Personal information
- Date of birth: 5 May 1992 (age 34)
- Place of birth: Aubervilliers, France
- Height: 1.82 m (6 ft 0 in)
- Position: Defender

Youth career
- 1998–2005: Aubervilliers
- 2005–2011: Paris Saint-Germain

Senior career*
- Years: Team / Apps / (Gls)
- 2011–2013: Paris Saint-Germain / 1 / (0)
- 2012: → Clermont (loan) / 12 / (0)
- 2012–2013: → Gazélec Ajaccio (loan) / 24 / (3)
- 2013–2017: Lens / 79 / (0)
- 2017–2018: Genoa / 0 / (0)
- 2017: → Pisa (loan) / 5 / (0)
- 2018–2021: Nîmes / 53 / (5)
- 2021–2022: Manisa / 29 / (2)
- 2022–2023: Al-Shamal / 21 / (1)
- 2023–2024: A.E. Kifisia / 10 / (2)
- 2024–2025: Çorum / 40 / (2)
- 2025–2026: Valenciennes / 27 / (2)

International career^{‡}
- 2011: France U19 / 6 / (0)
- 2011–2013: France U20 / 9 / (1)
- 2013–2014: France U21 / 5 / (2)

= Loïck Landre =

French footballer (born 1992)

Loïck Landre (born 5 May 1992) is a French professional footballer who plays as a centre-back but can also be utilized as a right-back.

Landre is a France youth international having earned caps at under-19 and under-20 level.

==Career==
On 20 June 2011, Landre signed his first professional contract agreeing to a three-year deal with Paris Saint-Germain until 2014. After going without an appearing during the fall campaign, he joined Ligue 2 team Clermont on loan and made his professional debut on 14 January 2012 in a league match against Amiens.
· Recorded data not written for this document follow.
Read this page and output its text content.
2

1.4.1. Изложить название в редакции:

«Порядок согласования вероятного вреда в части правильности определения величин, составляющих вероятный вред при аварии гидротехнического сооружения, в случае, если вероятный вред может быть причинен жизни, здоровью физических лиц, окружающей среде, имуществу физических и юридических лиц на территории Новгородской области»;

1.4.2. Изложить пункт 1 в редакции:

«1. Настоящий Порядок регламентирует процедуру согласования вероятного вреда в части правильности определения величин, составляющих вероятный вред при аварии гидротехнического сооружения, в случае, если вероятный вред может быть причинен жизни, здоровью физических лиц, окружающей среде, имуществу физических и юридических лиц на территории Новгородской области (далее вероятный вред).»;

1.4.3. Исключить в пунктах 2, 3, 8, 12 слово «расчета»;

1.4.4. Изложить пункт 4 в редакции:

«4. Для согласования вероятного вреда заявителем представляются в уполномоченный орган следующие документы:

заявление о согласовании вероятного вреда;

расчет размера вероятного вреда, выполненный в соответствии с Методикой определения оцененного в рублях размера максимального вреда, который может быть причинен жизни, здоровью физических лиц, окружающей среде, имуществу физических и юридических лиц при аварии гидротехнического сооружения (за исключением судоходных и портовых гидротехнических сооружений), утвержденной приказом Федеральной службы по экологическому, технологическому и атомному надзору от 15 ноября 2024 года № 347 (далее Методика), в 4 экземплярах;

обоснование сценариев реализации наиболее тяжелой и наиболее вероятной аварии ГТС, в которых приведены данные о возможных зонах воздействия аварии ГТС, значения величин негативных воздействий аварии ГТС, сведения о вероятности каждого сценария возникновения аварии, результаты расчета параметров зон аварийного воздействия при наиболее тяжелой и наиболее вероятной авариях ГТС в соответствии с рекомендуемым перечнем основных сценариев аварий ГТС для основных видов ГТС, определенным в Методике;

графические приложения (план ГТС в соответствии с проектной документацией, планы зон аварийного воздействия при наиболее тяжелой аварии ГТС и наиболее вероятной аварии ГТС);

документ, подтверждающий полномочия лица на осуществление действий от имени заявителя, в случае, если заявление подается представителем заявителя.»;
Two weeks later, he received his first professional red card in a 2–1 win over Bastia. Landre is of Guadeloupean descent through his parents who are originally from Sainte-Rose. For the 2012–13 season, Landre signed a one-year loan deal with Gazélec Ajaccio.

On 18 July 2013, he left Paris to sign for Ligue 2 side RC Lens on a free transfer.

On 17 January 2017, Landre signed for Serie A side Genoa.

He moved to Nîmes Olympique in summer 2018.